The Constitution of India
Article 225
Jurisdiction of existing High Courts
Subject to the provisions of this Constitution and to the provisions of any law of the appropriate Legislature made by virtue of powers conferred on that Legislature by this Constitution, the jurisdiction of, and the law administered in, any existing High Court, and the respective powers of the Judges thereof in relation to the administration of justice in the Court, including any power to make rules of Court and to regulate the sittings of the Court and of members thereof sitting alone or in Division Courts, shall be the same as immediately before the commencement of this Constitution:
Provided that any restriction to which the exercise of original jurisdiction by any of the High Courts with respect to any matter concerning the revenue or concerning any act ordered or done in the collection thereof was subject immediately before the commencement of this Constitution shall no longer apply to the exercise of such jurisdiction.
Why this exists
India's High Courts existed long before the Constitution, created by British-era instruments like Letters Patent and the Government of India Acts, each with its own quirks in jurisdiction and procedure. Rather than rewrite each court's powers from scratch, the Constitution-makers chose continuity: keep what existed, subject to future constitutional and legislative change. But one colonial hangover — barring courts from interfering in revenue collection disputes, a protection the East India Company and later British administration wanted for smooth tax collection — was seen as incompatible with a citizen's right to judicial review in a democratic republic, so the proviso specifically struck it down.
How courts read it
In Shah Babulal Khimji v. Jayaben D. Kania (1981), the Supreme Court relied on Article 225 to hold that Letters Patent Appeals (intra-High-Court appeals from a single judge to a division bench), a pre-1950 feature of some High Courts, survive the Constitution because Article 225 continues such pre-existing powers unless validly altered by law. Courts have similarly used this Article to trace and justify inherent powers, review jurisdiction, and original side procedures that predate the Constitution but were never explicitly re-enacted afterward.
Common misconceptions
- Myth: Article 225 gives High Courts brand-new powers.
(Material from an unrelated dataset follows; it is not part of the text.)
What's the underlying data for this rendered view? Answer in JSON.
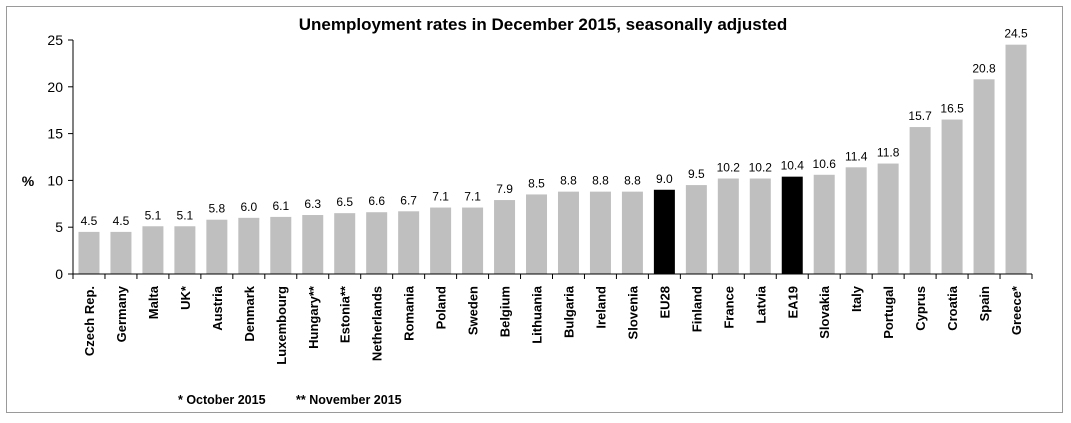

Fact: It does the opposite — it simply continues the powers, jurisdiction, and procedures each High Court already had before the Constitution, subject to change by valid law. - Myth: High Courts can never be stopped from hearing revenue matters, thanks to this Article.
Fact: The Article only removes the specific pre-1950 restriction on original jurisdiction in revenue cases; Parliament or state legislatures can still validly regulate such jurisdiction through new laws.